Adopted in 1976, and designed in part by vexillologist Whitney Smith (who originated the term in reference to “the study of the history, symbolism, and usage of flags”), the flag of the southern Caribbean island of Aruba simply consists of:
- A field of “Larkspur” blue;
- Two narrow parallel horizontal “Bunting” yellow stripes in the bottom half; and
- A red four-pointed star, outlined in white, in the canton (or upper hoist side)
In terms of the colors:
- Blue signifies the sea that surrounds the island
- Yellow represents abundance (specifically, Aruba’s past gold industry, as well as its present aloë vera and tourism industries). It also stands for the local flora that display blossoms of yellow flowers (such as Tabebuia billbergii, Haematoxylon brasiletto, Parkinsonia aculeata, Peltophorum acutifolium, and Caesalpinia pulcherrima, among others).

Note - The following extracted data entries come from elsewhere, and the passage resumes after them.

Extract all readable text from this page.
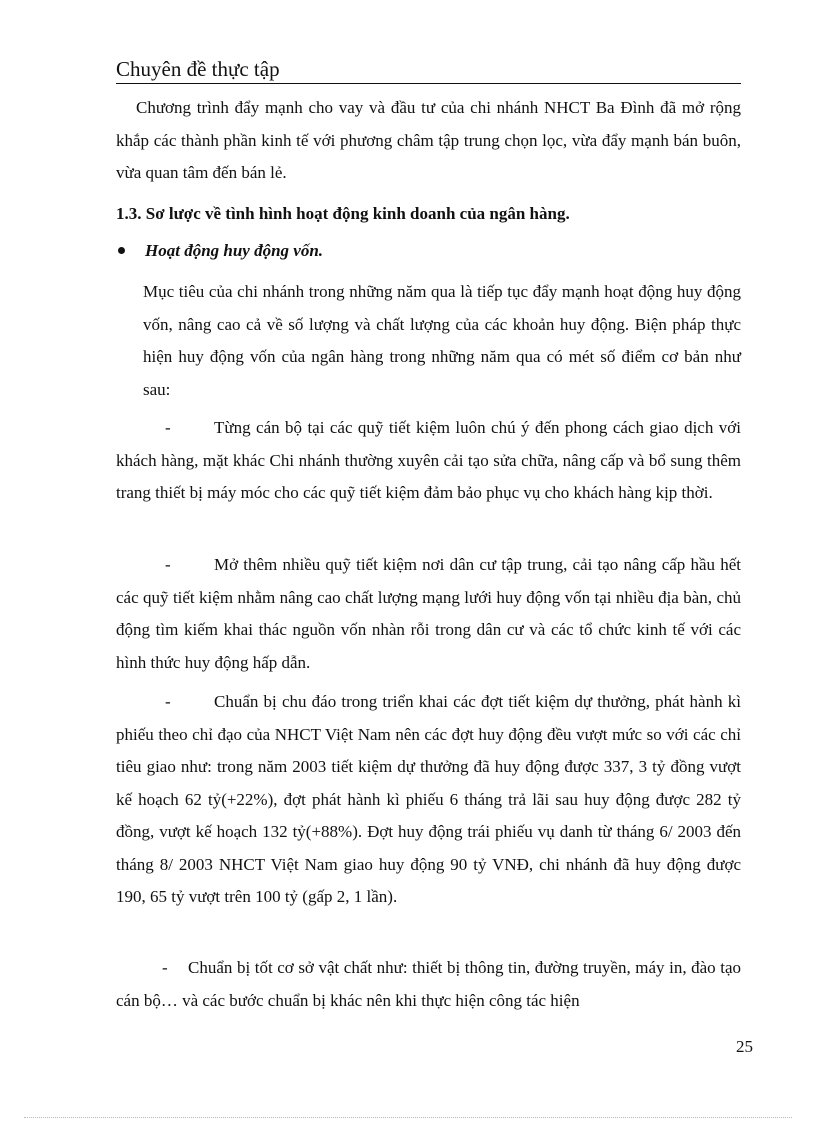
Chuyên đề thực tập
Chương trình đẩy mạnh cho vay và đầu tư của chi nhánh NHCT Ba Đình đã mở rộng khắp các thành phần kinh tế với phương châm tập trung chọn lọc, vừa đẩy mạnh bán buôn, vừa quan tâm đến bán lẻ.
1.3. Sơ lược về tình hình hoạt động kinh doanh của ngân hàng.
Hoạt động huy động vốn.
Mục tiêu của chi nhánh trong những năm qua là tiếp tục đẩy mạnh hoạt động huy động vốn, nâng cao cả về số lượng và chất lượng của các khoản huy động. Biện pháp thực hiện huy động vốn của ngân hàng trong những năm qua có mét số điểm cơ bản như sau:
-	Từng cán bộ tại các quỹ tiết kiệm luôn chú ý đến phong cách giao dịch với khách hàng, mặt khác Chi nhánh thường xuyên cải tạo sửa chữa, nâng cấp và bổ sung thêm trang thiết bị máy móc cho các quỹ tiết kiệm đảm bảo phục vụ cho khách hàng kịp thời.
-	Mở thêm nhiều quỹ tiết kiệm nơi dân cư tập trung, cải tạo nâng cấp hầu hết các quỹ tiết kiệm nhằm nâng cao chất lượng mạng lưới huy động vốn tại nhiều địa bàn, chủ động tìm kiếm khai thác nguồn vốn nhàn rỗi trong dân cư và các tổ chức kinh tế với các hình thức huy động hấp dẫn.
-	Chuẩn bị chu đáo trong triển khai các đợt tiết kiệm dự thưởng, phát hành kì phiếu theo chỉ đạo của NHCT Việt Nam nên các đợt huy động đều vượt mức so với các chỉ tiêu giao như: trong năm 2003 tiết kiệm dự thưởng đã huy động được 337, 3 tỷ đồng vượt kế hoạch 62 tỷ(+22%), đợt phát hành kì phiếu 6 tháng trả lãi sau huy động được 282 tỷ đồng, vượt kế hoạch 132 tỷ(+88%). Đợt huy động trái phiếu vụ danh từ tháng 6/ 2003 đến tháng 8/ 2003 NHCT Việt Nam giao huy động 90 tỷ VNĐ, chi nhánh đã huy động được 190, 65 tỷ vượt trên 100 tỷ (gấp 2, 1 lần).
- Chuẩn bị tốt cơ sở vật chất như: thiết bị thông tin, đường truyền, máy in, đào tạo cán bộ… và các bước chuẩn bị khác nên khi thực hiện công tác hiện
25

The horizontal yellow stripes symbolizes Aruba’s freedom and separate position within the Kingdom of the Netherlands dating from 1986.
- White stands for peace and the purity of the hearts of Aruban people, who strive for justice, order and liberty.
- Red signifies love and is also an homage to the indigenous Arubans that died at Frenchman’s pass during a confrontation with the French for the liberty of the island. Red is also one of the colors of the Union Jack. The four-pointed star represents the four points of the compass and symbolizes the multiple origins of the Aruban population, which were attracted from all over the world.